Rette sich, wer kann
Niedrigzinsen: Die Politik des billigen Geldes beraubt die Deutschen, hilft den Südeuropäern und führt zum Kollaps des Finanzsystems
Jörg Fischer

Nur noch 0,05 Prozent verlangt die Europäische Zentralbank (EZB) derzeit für ihre Geldausleihung. Im Sommer 2008, vor Ausbruch der Finanz- und Euro-Krise, waren es noch 4,25 Prozent – also 85mal soviel. Das erfreut Finanzminister oder Häuslebauer und mindert die Raten für den Autokredit. Zwei Drittel der deutschen Haushalte besitzen jedoch mehr Vermögen als Schulden.
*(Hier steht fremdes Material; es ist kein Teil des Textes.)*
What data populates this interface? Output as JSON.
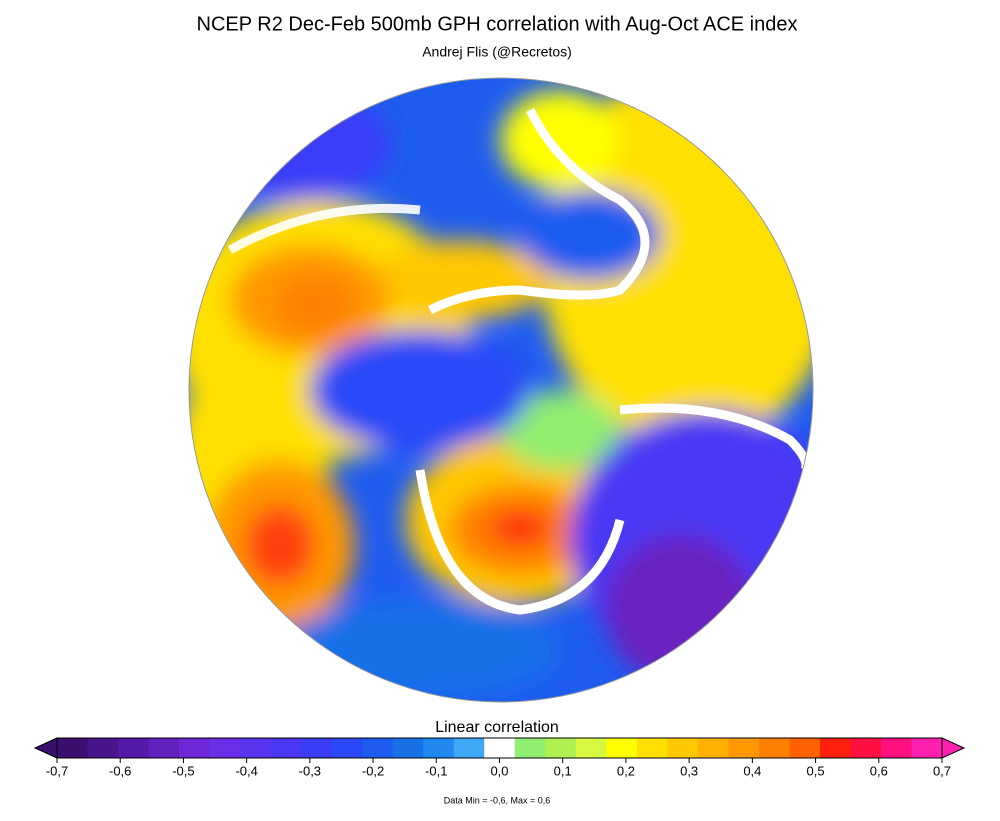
{
  "title": "NCEP R2   Dec-Feb 500mb GPH correlation with Aug-Oct ACE index",
  "subtitle": "Andrej Flis (@Recretos)",
  "colorbar": {
    "label": "Linear correlation",
    "lim": [
      -0.7,
      0.7
    ],
    "ticks": [
      {
        "value": -0.7,
        "label": "-0,7"
      },
      {
        "value": -0.6,
        "label": "-0,6"
      },
      {
        "value": -0.5,
        "label": "-0,5"
      },
      {
        "value": -0.4,
        "label": "-0,4"
      },
      {
        "value": -0.3,
        "label": "-0,3"
      },
      {
        "value": -0.2,
        "label": "-0,2"
      },
      {
        "value": -0.1,
        "label": "-0,1"
      },
      {
        "value": 0,
        "label": "0,0"
      },
      {
        "value": 0.1,
        "label": "0,1"
      },
      {
        "value": 0.2,
        "label": "0,2"
      },
      {
        "value": 0.3,
        "label": "0,3"
      },
      {
        "value": 0.4,
        "label": "0,4"
      },
      {
        "value": 0.5,
        "label": "0,5"
      },
      {
        "value": 0.6,
        "label": "0,6"
      },
      {
        "value": 0.7,
        "label": "0,7"
      }
    ],
    "colors": [
      "#3b0f70",
      "#48148c",
      "#5519a8",
      "#6220c0",
      "#6e28d8",
      "#6a30e8",
      "#5a34f0",
      "#4a38f4",
      "#3a3cf8",
      "#2a48f8",
      "#1e5cf0",
      "#1870e8",
      "#2088f0",
      "#40a8f8",
      "#ffffff",
      "#90ee70",
      "#b0f050",
      "#d8f840",
      "#ffff00",
      "#ffe000",
      "#ffc800",
      "#ffb000",
      "#ff9800",
      "#ff8000",
      "#ff6000",
      "#ff2010",
      "#ff1040",
      "#ff1080",
      "#ff20b0"
    ],
    "under_color": "#3b0f70",
    "over_color": "#ff20b0"
  },
  "note": "Data Min = -0,6, Max = 0,6"
}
Sie bezahlen für die EZB-Niedrigzinspolitik: „Im Durchschnitt haben die deutschen Haushalte in den letzten fünf Jahren 281 Euro pro Kopf ‘verloren’; insgesamt summieren sich die Zinsverluste seit 2010 auf knapp 23 Milliarden“, rechnet der „Allianz Global Wealth Report 2014“ vor.

Von der Euro-Rettungspolitik profitierten jedoch nicht nur verschuldete Banken, Firmen, Spekulanten oder Staaten: „Besonders hoch fallen die Netto-Zinsgewinne dabei in Spanien, Griechenland, Irland und Portugal aus; in allen vier Ländern liegen die Haushalte mit rund 1.000 Euro pro Kopf oder mehr im Plus; insgesamt addieren sich die Zinsgewinne in diesen vier Ländern seit Krisenbeginn auf 87 Milliarden Euro: Die Peripherie ist damit der große Profiteur der Niedrigzinspolitik“, heißt es in der Studie des Münchner Versicherungskonzerns.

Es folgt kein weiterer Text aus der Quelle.